Musika is the nursery of the phenomenon, a dimension of sound probabilities. It is a topological space of sonic possibilities, which grows and learns in an ever-expanding surge towards new organizational forms of sonic reality, and we, sentient live forms (from cells through mycelia networks, trees, animals, birds etc. to humans), are the petri dishes providing the necessary conditions for culturing the primal material. These embodied, material instances of music – manifestations of musika – are regarded as musical assemblages, each one of which is a particular crystallization of certain capacities of musika´s. Finally, the becoming is the process of evolution, movement, change, and learning; lines of territorialization/deterritorialization, coding/decoding and stratification/destratification define it.

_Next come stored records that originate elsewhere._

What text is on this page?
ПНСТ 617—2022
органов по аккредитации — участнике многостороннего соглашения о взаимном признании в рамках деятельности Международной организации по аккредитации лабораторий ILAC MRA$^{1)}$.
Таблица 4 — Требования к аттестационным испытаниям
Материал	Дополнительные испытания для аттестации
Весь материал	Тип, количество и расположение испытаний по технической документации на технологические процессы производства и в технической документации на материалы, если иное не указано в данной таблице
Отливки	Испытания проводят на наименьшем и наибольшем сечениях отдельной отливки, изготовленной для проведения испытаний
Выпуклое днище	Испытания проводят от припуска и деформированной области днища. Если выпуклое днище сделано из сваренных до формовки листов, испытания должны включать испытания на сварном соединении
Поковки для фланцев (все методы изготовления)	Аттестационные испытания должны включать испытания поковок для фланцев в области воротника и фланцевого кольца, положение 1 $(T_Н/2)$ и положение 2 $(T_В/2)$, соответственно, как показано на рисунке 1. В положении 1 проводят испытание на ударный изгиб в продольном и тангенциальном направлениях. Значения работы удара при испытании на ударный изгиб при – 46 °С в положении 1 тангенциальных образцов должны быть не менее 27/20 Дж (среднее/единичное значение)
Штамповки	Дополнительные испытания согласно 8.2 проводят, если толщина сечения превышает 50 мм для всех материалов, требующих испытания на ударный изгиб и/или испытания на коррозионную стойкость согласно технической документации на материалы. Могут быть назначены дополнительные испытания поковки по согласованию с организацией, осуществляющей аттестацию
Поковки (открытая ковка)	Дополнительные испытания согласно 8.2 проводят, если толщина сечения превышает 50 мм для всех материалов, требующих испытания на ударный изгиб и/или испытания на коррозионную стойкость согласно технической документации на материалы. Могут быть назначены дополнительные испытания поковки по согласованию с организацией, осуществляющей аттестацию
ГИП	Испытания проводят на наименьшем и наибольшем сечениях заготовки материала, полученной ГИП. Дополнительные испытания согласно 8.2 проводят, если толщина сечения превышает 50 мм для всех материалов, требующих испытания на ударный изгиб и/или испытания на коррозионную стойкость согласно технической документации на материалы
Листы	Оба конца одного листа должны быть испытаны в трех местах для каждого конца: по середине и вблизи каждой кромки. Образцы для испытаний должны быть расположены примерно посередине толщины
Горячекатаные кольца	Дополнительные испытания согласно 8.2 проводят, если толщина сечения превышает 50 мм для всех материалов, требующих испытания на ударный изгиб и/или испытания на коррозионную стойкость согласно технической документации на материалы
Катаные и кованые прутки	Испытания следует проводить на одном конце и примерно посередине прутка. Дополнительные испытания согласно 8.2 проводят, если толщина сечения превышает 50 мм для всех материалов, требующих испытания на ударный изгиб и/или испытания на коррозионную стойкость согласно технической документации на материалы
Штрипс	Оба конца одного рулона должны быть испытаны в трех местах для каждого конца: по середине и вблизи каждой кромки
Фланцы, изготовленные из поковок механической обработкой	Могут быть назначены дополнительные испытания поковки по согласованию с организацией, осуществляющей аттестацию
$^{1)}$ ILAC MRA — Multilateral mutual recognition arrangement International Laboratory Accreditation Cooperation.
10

The model so described has emerged out of three major sources: 1) the conceptual reality frame proposed by the physicist Thomas Campbell in his book My Big TOE (2007), 2) the ideas pool philosophizing the virtual of Deleuze and Guattari’s in A Thousand Plateaus (1980), and 3) my observations as a life-long pianist growing up and living with my instrument and, through it, with music. Without my years of practice as a performer this model would lack conviction. A major chapter of this thesis constructs the becoming of a musical assemblage through my experiences with practicing and working with music.

In the course of the thesis the thought trajectory initially charged by the premise, “Music and the rest” curves considerably and opens up to meet its astral double, which is embodied in the words of Peter Sellars, “Music is about everything else.”